La riforma delle misure penali
Consideriamo le norme penali riguardanti le imposte dirette e l’imposta sul valore aggiunto.
A) La legge del 1929 conteneva il cosiddetto principio di fissità, non potevano essere abrogate o modificate da leggi posteriori concernenti i singoli tributi, se non per dichiarazione espressa dal legislatore con specifico riferimento alle singole disposizioni abrogate o modificate. La riforma del 1982 lo ha soppresso.
B) Altro importante principio della legge del 1929 abolito nel 1982 è la cosiddetta pregiudiziale tributaria; il principio, cioè, previsto per le imposte dirette dalla legge del 1929 ed esteso all’Iva dal decreto istitutivo di tale ultima imposta, per cui l’azione penale non può aver corso se non quando è divenuto definitivo l’accertamento del tributo. Si constatò che tale principio aveva reso praticamente inoperante l’efficacia intimidatoria delle sanzioni penali poiché, data la lungaggine del processo tributario, l’azione penale poteva avere inizio solo a distanza di molto tempo dalla comunicazione del fatto illecito. Per abolire la pregiudiziale sono state infatti modificate le norme incriminatrici, le quali ora, prevalentemente non puniscono l’evasione (ossia l’omessa, incompleta o infedele dichiarazione) ma la commissione di fatti prodromici o strumentali all’evasione o altri fatti il cui accertamento non implica la risoluzione di questioni estimative.
Principi generali
Il diritto penale tributario segue le regole generali del diritto penale comune. Vi sono però principi e norme particolari che vanno qui ricordati:
A) Una prima deroga alle norme penali comuni concerne la successione di leggi penali finanziarie. Secondo il codice penale in caso di successione di leggi penali nel tempo si applica la legge successiva se più favorevole al reo; tale legge, cioè è retroattiva, se più favorevole di quella vigente quando fu commesso il fatto. La retroattività della legge più favorevole al reo non vale in materia penale tributaria.
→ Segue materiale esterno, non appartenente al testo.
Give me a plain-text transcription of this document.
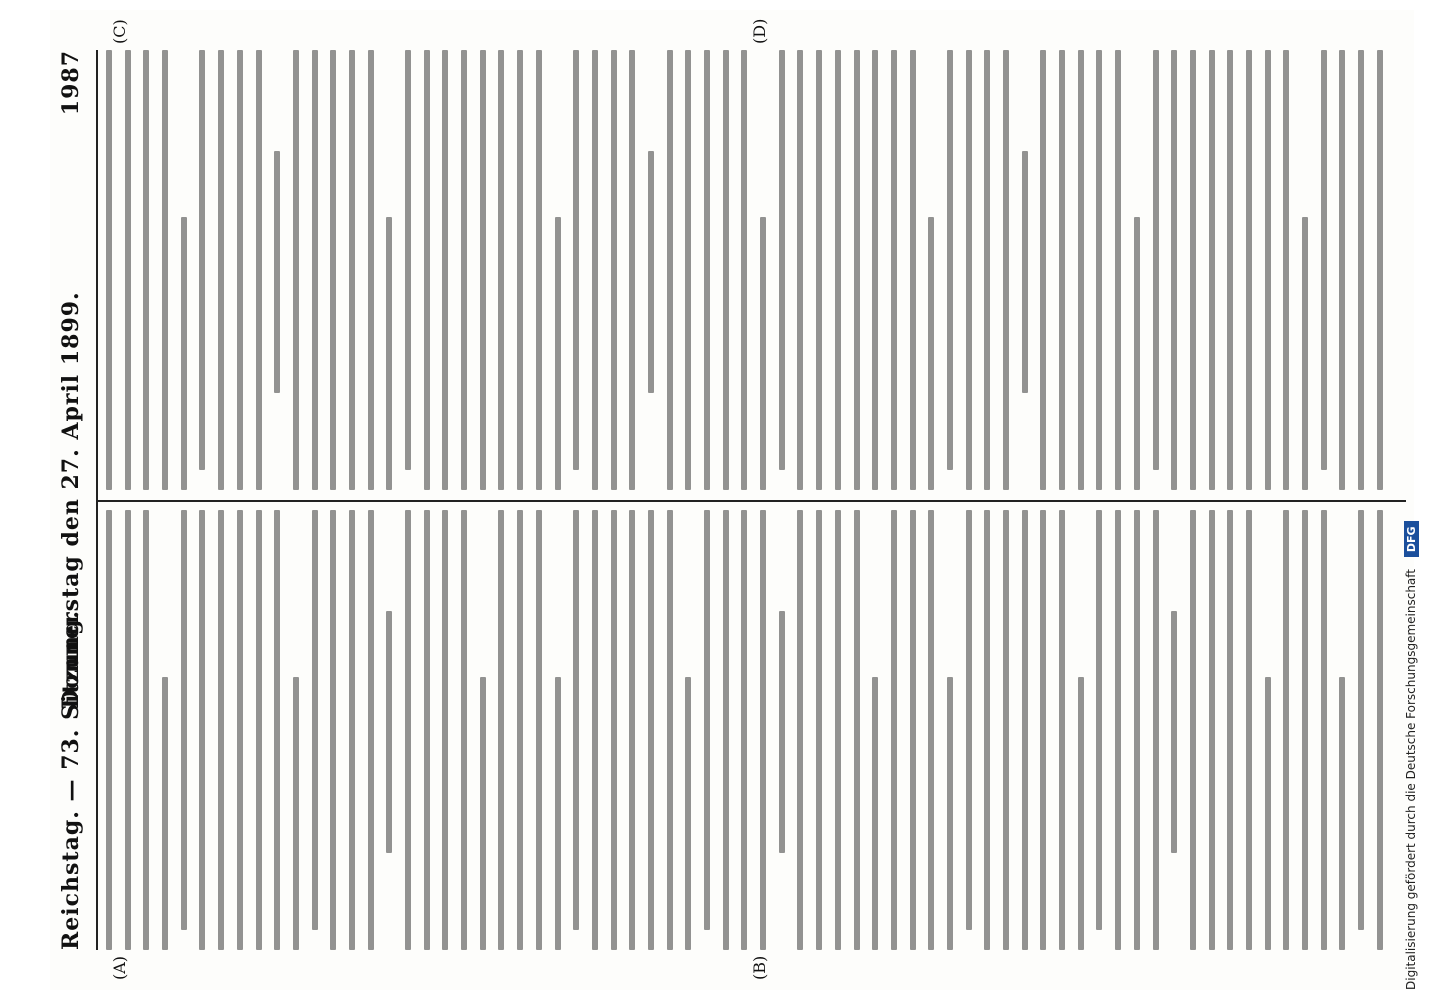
Reichstag. — 73. Sitzung.
Donnerstag den 27. April 1899.
1987
(A)	(B)
(C)	(D)
Digitalisierung gefördert durch die Deutsche Forschungsgemeinschaft DFG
B) Secondo un principio generale del diritto penale, nessuno può invocare a propria scusa l’ignoranza della legge penale. Accogliendo gli auspici di larga parte della dottrina, la Corte Costituzionale ha limitato la portata dell’art. 5 c.p., statuendone l’incostituzionalità nella parte in cui non esclude dall’inescusabilità della legge penale l’ignoranza inevitabile. Dopo la sentenza della Corte Costituzionale, l’art. 5 c.p. va letto così: “l’ignoranza della legge penale non scusa tranne che si tratti di ignoranza inevitabile”. L’errore per escludere la punibilità dev’essere un errore sulla norma e deve aver cagionato un errore sul fatto.
C) In materia di concorso di reati, la legge penaltributaria del 1929 reca una norma particolare, che diverge dalla disciplina del codice penale. Tale norma dispone innanzitutto che “per ogni violazione di legge si applica la relativa sanzione”; il che significa che le pene si sommano (cumulo materiale), in presenza di concorso omogeneo (violazione della stessa disposizione); il codice penale, invece, prevede il cumulo giuridico delle pene. La legge penaltributaria prevede, poi, delle attenuazioni “nel caso di violazioni commesse anche in tempi diversi in esecuzione della medesima risoluzione, la sanzione può essere applicata una sola volta”.
D) In materia di prescrizione, la legge del 1982 deroga al codice penale prevedendo una prescrizione di 7 anni per la contravvenzione di omessa dichiarazione e di 6 anni per gli altri reati contravvenzionali; pure di 6 anni è la prescrizione per i delitti.